AMD ROCm

This page documents how to deploy an EL Linux server with AMD Instinct GPUs using the ROCm HPC and AI software stack. See also this Wikipedia article.

ROCm documentation

Compilers and libraries

  • HIP is a C++ Runtime API and Kernel Language that allows developers to create portable applications for AMD and NVIDIA GPUs from single source code.

  • Numba is a just-in-time compiler for Python that works best on code that uses NumPy arrays and functions, and loops.

  • clMathLibraries

  • clBLAS software library containing BLAS functions written in OpenCL.

Software installation

The Deploy ROCm on Linux guide documents installation on RHEL. See also the Quick_Start guide. You must first enable the EPEL repository.
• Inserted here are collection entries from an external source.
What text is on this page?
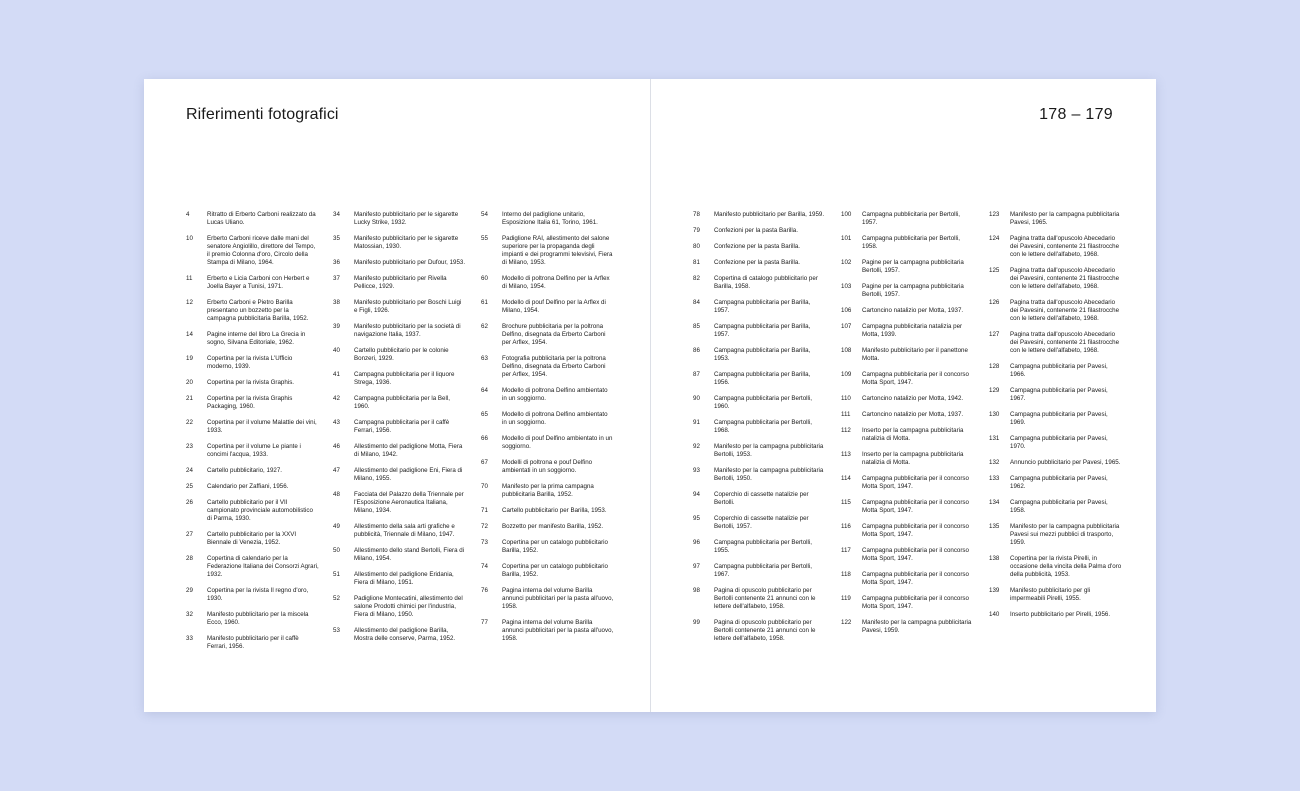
Riferimenti fotografici
4	Ritratto di Erberto Carboni realizzato da Lucas Uliano.
10	Erberto Carboni riceve dalle mani del senatore Angiolillo, direttore del Tempo, il premio Colonna d'oro, Circolo della Stampa di Milano, 1964.
11	Erberto e Licia Carboni con Herbert e Joella Bayer a Tunisi, 1971.
12	Erberto Carboni e Pietro Barilla presentano un bozzetto per la campagna pubblicitaria Barilla, 1952.
14	Pagine interne del libro La Grecia in sogno, Silvana Editoriale, 1962.
19	Copertina per la rivista L'Ufficio moderno, 1939.
20	Copertina per la rivista Graphis.
21	Copertina per la rivista Graphis Packaging, 1960.
22	Copertina per il volume Malattie dei vini, 1933.
23	Copertina per il volume Le piante i concimi l'acqua, 1933.
24	Cartello pubblicitario, 1927.
25	Calendario per Zaffiani, 1956.
26	Cartello pubblicitario per il VII campionato provinciale automobilistico di Parma, 1930.
27	Cartello pubblicitario per la XXVI Biennale di Venezia, 1952.
28	Copertina di calendario per la Federazione Italiana dei Consorzi Agrari, 1932.
29	Copertina per la rivista Il regno d'oro, 1930.
32	Manifesto pubblicitario per la miscela Ecco, 1960.
33	Manifesto pubblicitario per il caffè Ferrari, 1956.
34	Manifesto pubblicitario per le sigarette Lucky Strike, 1932.
35	Manifesto pubblicitario per le sigarette Matossian, 1930.
36	Manifesto pubblicitario per Dufour, 1953.
37	Manifesto pubblicitario per Rivella Pellicce, 1929.
38	Manifesto pubblicitario per Boschi Luigi e Figli, 1926.
39	Manifesto pubblicitario per la società di navigazione Italia, 1937.
40	Cartello pubblicitario per le colonie Bonzeri, 1929.
41	Campagna pubblicitaria per il liquore Strega, 1936.
42	Campagna pubblicitaria per la Bell, 1960.
43	Campagna pubblicitaria per il caffè Ferrari, 1956.
46	Allestimento del padiglione Motta, Fiera di Milano, 1942.
47	Allestimento del padiglione Eni, Fiera di Milano, 1955.
48	Facciata del Palazzo della Triennale per l'Esposizione Aeronautica Italiana, Milano, 1934.
49	Allestimento della sala arti grafiche e pubblicità, Triennale di Milano, 1947.
50	Allestimento dello stand Bertolli, Fiera di Milano, 1954.
51	Allestimento del padiglione Eridania, Fiera di Milano, 1951.
52	Padiglione Montecatini, allestimento del salone Prodotti chimici per l'industria, Fiera di Milano, 1950.
53	Allestimento del padiglione Barilla, Mostra delle conserve, Parma, 1952.
54	Interno del padiglione unitario, Esposizione Italia 61, Torino, 1961.
55	Padiglione RAI, allestimento del salone superiore per la propaganda degli impianti e dei programmi televisivi, Fiera di Milano, 1953.
60	Modello di poltrona Delfino per la Arflex di Milano, 1954.
61	Modello di pouf Delfino per la Arflex di Milano, 1954.
62	Brochure pubblicitaria per la poltrona Delfino, disegnata da Erberto Carboni per Arflex, 1954.
63	Fotografia pubblicitaria per la poltrona Delfino, disegnata da Erberto Carboni per Arflex, 1954.
64	Modello di poltrona Delfino ambientato in un soggiorno.
65	Modello di poltrona Delfino ambientato in un soggiorno.
66	Modello di pouf Delfino ambientato in un soggiorno.
67	Modelli di poltrona e pouf Delfino ambientati in un soggiorno.
70	Manifesto per la prima campagna pubblicitaria Barilla, 1952.
71	Cartello pubblicitario per Barilla, 1953.
72	Bozzetto per manifesto Barilla, 1952.
73	Copertina per un catalogo pubblicitario Barilla, 1952.
74	Copertina per un catalogo pubblicitario Barilla, 1952.
76	Pagina interna del volume Barilla annunci pubblicitari per la pasta all'uovo, 1958.
77	Pagina interna del volume Barilla annunci pubblicitari per la pasta all'uovo, 1958.
178 – 179
78	Manifesto pubblicitario per Barilla, 1959.
79	Confezioni per la pasta Barilla.
80	Confezione per la pasta Barilla.
81	Confezione per la pasta Barilla.
82	Copertina di catalogo pubblicitario per Barilla, 1958.
84	Campagna pubblicitaria per Barilla, 1957.
85	Campagna pubblicitaria per Barilla, 1957.
86	Campagna pubblicitaria per Barilla, 1953.
87	Campagna pubblicitaria per Barilla, 1956.
90	Campagna pubblicitaria per Bertolli, 1960.
91	Campagna pubblicitaria per Bertolli, 1968.
92	Manifesto per la campagna pubblicitaria Bertolli, 1953.
93	Manifesto per la campagna pubblicitaria Bertolli, 1950.
94	Coperchio di cassette natalizie per Bertolli.
95	Coperchio di cassette natalizie per Bertolli, 1957.
96	Campagna pubblicitaria per Bertolli, 1955.
97	Campagna pubblicitaria per Bertolli, 1967.
98	Pagina di opuscolo pubblicitario per Bertolli contenente 21 annunci con le lettere dell'alfabeto, 1958.
99	Pagina di opuscolo pubblicitario per Bertolli contenente 21 annunci con le lettere dell'alfabeto, 1958.
100	Campagna pubblicitaria per Bertolli, 1957.
101	Campagna pubblicitaria per Bertolli, 1958.
102	Pagine per la campagna pubblicitaria Bertolli, 1957.
103	Pagine per la campagna pubblicitaria Bertolli, 1957.
106	Cartoncino natalizio per Motta, 1937.
107	Campagna pubblicitaria natalizia per Motta, 1939.
108	Manifesto pubblicitario per il panettone Motta.
109	Campagna pubblicitaria per il concorso Motta Sport, 1947.
110	Cartoncino natalizio per Motta, 1942.
111	Cartoncino natalizio per Motta, 1937.
112	Inserto per la campagna pubblicitaria natalizia di Motta.
113	Inserto per la campagna pubblicitaria natalizia di Motta.
114	Campagna pubblicitaria per il concorso Motta Sport, 1947.
115	Campagna pubblicitaria per il concorso Motta Sport, 1947.
116	Campagna pubblicitaria per il concorso Motta Sport, 1947.
117	Campagna pubblicitaria per il concorso Motta Sport, 1947.
118	Campagna pubblicitaria per il concorso Motta Sport, 1947.
119	Campagna pubblicitaria per il concorso Motta Sport, 1947.
122	Manifesto per la campagna pubblicitaria Pavesi, 1959.
123	Manifesto per la campagna pubblicitaria Pavesi, 1965.
124	Pagina tratta dall'opuscolo Abecedario dei Pavesini, contenente 21 filastrocche con le lettere dell'alfabeto, 1968.
125	Pagina tratta dall'opuscolo Abecedario dei Pavesini, contenente 21 filastrocche con le lettere dell'alfabeto, 1968.
126	Pagina tratta dall'opuscolo Abecedario dei Pavesini, contenente 21 filastrocche con le lettere dell'alfabeto, 1968.
127	Pagina tratta dall'opuscolo Abecedario dei Pavesini, contenente 21 filastrocche con le lettere dell'alfabeto, 1968.
128	Campagna pubblicitaria per Pavesi, 1966.
129	Campagna pubblicitaria per Pavesi, 1967.
130	Campagna pubblicitaria per Pavesi, 1969.
131	Campagna pubblicitaria per Pavesi, 1970.
132	Annuncio pubblicitario per Pavesi, 1965.
133	Campagna pubblicitaria per Pavesi, 1962.
134	Campagna pubblicitaria per Pavesi, 1958.
135	Manifesto per la campagna pubblicitaria Pavesi sui mezzi pubblici di trasporto, 1959.
138	Copertina per la rivista Pirelli, in occasione della vincita della Palma d'oro della pubblicità, 1953.
139	Manifesto pubblicitario per gli impermeabili Pirelli, 1955.
140	Inserto pubblicitario per Pirelli, 1956.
Install kernel packages:

dnf install kernel-headers kernel-devel

Two new UNIX groups video,render should be created:

sudo usermod -a -G render,video $LOGNAME

and ROCm users must be added to those groups.

The section Setting Permissions for Groups states that a file /etc/adduser.conf should be created. However, such a file is not used by EL Linux installations.

Install ROCm RPMs as documented in Installation via Package manager. The Yum repositories amdgpu.repo, rocm.repo will be enabled for installation.

Now install:

dnf install amdgpu-dkms

and reboot the server.

It may be a good idea to install Multi-version of the ROCm stack on a system, for example:

dnf install rocm-hip-sdk5.7.2 rocm-hip-sdk5.6.1

Read also the Linux_installation section Post-install Actions and Verification Process.

The software is installed under the /opt directory. Some useful commands are:

  • AMD ROCm System Management Interface (SMI) command:

    /opt/rocm-5.7.2/bin/rocm-smi
    

The directory name depends on the installed versions of ROCm.

Install ROCm runtimes

The Quick_Start guide shows how to install the rocm-hip-libraries meta-package on EL8:

dnf install rocm-hip-libraries

Install the ROC_tracer library:

dnf install roctracer roctracer-devel